At its most basic level, leadership is measured by getting things done. That’s why leaders have to be performance-driven in everything.

Or, as former IBM chief Lou Gerstner Jr. once said, vision statements help you aspire but they’re useless at turning a goal into a reality. For that, you need strategies such as these:
  1. Get buy-in at the top. To accomplish almost any big goal, put it on the boardroom agenda, work it into executive structures and make it relevant for your operational team. Run the top dogs through risks and opportunities, major trends and performance targets. Lay out what tools the team uses to stay ahead of the game. Keep the company’s purpose front and center.

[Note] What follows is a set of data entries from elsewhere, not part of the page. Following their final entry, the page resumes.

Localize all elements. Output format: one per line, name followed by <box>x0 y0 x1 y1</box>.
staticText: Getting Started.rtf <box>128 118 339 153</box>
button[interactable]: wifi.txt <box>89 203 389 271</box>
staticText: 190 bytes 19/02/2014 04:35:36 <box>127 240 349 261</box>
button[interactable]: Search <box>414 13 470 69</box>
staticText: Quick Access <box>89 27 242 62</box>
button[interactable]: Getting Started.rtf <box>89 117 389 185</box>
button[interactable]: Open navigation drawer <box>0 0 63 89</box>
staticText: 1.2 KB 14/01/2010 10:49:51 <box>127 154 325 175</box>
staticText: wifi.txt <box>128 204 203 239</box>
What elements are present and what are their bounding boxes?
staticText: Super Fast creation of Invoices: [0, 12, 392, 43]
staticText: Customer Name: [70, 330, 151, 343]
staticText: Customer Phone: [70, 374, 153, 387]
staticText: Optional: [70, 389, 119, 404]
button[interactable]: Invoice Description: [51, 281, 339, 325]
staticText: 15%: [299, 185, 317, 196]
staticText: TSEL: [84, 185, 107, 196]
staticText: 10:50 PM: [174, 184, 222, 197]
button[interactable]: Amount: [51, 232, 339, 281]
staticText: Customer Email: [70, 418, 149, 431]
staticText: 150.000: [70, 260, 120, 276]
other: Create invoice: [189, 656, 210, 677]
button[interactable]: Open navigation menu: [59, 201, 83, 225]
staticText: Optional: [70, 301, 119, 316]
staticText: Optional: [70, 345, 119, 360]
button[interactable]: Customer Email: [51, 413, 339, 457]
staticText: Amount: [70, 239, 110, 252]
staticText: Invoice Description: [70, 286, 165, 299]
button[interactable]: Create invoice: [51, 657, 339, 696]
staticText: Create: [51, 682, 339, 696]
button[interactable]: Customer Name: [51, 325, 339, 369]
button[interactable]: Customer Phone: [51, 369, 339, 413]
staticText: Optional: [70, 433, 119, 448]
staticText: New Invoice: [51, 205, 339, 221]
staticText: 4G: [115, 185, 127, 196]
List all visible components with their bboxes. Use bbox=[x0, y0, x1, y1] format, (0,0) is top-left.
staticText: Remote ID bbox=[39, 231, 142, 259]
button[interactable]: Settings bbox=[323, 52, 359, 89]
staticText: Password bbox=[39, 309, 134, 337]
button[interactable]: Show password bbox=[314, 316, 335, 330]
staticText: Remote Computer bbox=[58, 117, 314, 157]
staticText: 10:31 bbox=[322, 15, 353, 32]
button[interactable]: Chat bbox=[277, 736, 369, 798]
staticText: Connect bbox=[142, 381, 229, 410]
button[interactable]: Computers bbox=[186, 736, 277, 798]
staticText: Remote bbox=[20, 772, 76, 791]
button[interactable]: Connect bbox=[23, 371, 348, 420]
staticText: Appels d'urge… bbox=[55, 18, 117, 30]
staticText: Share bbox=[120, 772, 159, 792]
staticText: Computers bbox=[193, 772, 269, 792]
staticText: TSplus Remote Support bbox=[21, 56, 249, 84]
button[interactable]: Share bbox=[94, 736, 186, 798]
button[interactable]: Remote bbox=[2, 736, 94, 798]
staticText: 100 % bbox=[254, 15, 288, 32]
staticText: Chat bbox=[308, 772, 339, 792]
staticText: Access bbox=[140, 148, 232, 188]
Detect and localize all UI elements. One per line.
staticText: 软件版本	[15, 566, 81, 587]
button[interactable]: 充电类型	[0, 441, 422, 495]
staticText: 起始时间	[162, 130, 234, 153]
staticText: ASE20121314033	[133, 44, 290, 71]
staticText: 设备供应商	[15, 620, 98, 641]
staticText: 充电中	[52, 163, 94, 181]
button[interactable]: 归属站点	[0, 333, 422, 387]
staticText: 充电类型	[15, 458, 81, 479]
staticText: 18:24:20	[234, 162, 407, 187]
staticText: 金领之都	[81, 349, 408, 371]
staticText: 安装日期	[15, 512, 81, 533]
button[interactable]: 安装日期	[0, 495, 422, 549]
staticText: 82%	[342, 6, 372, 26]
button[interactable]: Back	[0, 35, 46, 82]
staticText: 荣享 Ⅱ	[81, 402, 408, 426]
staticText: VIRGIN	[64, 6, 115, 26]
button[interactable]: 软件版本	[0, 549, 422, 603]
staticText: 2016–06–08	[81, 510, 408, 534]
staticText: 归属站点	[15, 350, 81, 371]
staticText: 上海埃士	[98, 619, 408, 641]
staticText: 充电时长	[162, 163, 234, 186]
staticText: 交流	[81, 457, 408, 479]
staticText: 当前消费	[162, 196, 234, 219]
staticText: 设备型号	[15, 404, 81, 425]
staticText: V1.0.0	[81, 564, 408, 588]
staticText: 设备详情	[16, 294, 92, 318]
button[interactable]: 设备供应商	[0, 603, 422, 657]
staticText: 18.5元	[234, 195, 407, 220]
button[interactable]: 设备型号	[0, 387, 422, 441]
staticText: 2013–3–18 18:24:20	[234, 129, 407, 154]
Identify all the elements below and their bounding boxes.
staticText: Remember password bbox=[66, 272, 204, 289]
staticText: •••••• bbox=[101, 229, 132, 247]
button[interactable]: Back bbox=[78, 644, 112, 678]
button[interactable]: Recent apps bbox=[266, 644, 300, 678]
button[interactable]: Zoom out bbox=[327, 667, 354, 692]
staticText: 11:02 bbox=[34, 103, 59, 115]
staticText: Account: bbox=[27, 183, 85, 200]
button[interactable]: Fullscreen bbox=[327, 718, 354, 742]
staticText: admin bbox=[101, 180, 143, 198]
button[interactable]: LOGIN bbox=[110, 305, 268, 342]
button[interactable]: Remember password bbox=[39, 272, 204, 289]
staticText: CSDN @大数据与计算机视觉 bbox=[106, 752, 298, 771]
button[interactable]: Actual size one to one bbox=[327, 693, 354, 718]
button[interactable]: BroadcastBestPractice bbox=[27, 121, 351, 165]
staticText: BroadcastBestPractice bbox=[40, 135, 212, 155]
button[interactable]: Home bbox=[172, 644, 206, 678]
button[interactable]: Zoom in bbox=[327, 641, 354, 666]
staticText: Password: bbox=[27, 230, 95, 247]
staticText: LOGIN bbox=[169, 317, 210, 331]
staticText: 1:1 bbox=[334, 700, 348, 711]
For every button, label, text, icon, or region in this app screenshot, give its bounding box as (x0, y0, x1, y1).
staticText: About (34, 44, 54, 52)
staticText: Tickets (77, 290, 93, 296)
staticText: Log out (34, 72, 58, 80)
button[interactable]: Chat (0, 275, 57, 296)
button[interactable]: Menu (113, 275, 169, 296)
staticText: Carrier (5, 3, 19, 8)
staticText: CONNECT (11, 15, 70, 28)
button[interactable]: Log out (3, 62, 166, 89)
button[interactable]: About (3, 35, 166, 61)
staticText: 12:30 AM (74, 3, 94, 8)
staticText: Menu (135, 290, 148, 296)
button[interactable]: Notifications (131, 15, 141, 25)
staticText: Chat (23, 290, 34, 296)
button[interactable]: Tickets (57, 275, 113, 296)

  2. Set clear targets and measures. Explicit measurements help keep everybody driving toward the goal. They’re essential to managers for planning and making decisions. Sadly, research shows that the metrics in most organizations aren’t aligned with their real goals and depend on out-of-date indicators. You need accurate feedback.

  3. Tell the world how you’re doing. Putting your results out there for external consumption helps you attract capital by giving investors and creditors the information they need. It also keeps the government off your back and wins public endorsement of your brand. But to remain credible, your organization needs to be truthful.

  4. Keep learning.You’ve heard the talk about “getting out of your comfort zone.” That means building internal networks to share good practices and reaching out to your stakeholders —customers, funders, whomever—to guide you.
Examples: Nike’s former contact with the Global Alliance for Workers and Communities about factory working conditions and McDonald’s relationship with the Environmental Defense Fund helped both companies to keep moving forward.

—Adapted from Profits with Principles, Ira Jackson and Jane Nelson, Currency Doubleday.